So even if the possibilities seem grim for the US government as a whole to suddenly start “going green,” individuals who make an effort to be more environmentally conscious will have an infinitely important impact. It is impossible to eliminate our national dependence upon coal and oil. Yet eventually the consequences of our coal addiction will reach a breaking point; after so many fires, floods from melting ice, and shrinking species populations, the abandonment of reliance on fossil fuels will become mandatory. The problem is that right now, global warming is so easy to ignore, for the effects seem far-off.

One can only hope that world powers will begin to recognize the severity of the state of our climate that 2010’s temperatures clearly indicate. Unfortunately, with so much of the global market resting economically on the fossil fuel industry, a green planet may seem like a long shot.
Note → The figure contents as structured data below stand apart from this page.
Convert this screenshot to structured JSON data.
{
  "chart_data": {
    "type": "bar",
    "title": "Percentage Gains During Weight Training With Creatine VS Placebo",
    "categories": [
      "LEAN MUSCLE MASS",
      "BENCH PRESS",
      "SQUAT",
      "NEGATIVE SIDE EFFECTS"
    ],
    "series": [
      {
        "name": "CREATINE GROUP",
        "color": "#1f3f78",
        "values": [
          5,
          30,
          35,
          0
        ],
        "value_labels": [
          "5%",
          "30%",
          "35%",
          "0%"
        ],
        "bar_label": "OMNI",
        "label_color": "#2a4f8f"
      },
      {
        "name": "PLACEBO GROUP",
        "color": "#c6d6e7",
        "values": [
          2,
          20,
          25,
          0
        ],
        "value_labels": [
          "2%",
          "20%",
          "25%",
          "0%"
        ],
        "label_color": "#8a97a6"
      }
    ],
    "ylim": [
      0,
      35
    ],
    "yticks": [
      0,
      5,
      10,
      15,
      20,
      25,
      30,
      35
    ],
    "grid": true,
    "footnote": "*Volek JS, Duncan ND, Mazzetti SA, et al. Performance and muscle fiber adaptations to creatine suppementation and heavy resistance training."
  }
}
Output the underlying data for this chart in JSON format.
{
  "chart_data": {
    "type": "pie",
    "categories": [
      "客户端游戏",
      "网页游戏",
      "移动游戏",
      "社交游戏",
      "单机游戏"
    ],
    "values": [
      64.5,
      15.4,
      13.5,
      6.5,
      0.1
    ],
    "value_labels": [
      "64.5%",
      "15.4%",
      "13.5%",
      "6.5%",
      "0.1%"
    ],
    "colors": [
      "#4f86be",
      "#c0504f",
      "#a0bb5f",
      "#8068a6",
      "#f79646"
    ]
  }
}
While my first few nights in a stuffy, hot dorm room were unpleasant and sleepless, such things are undoubtedly the least of the problems that arise with the climate’s swift ascent into record-breaking statistics. It’s frightening to think of the world’s poles melting, the West Coast going up in smoke, and the planet’s biodiversity shrinking exponentially. The scientific community is begging the rest of the world to pay attention and take responsibility for what we’ve caused. As Professor Chew said, “individual initiative” can carry us a long way.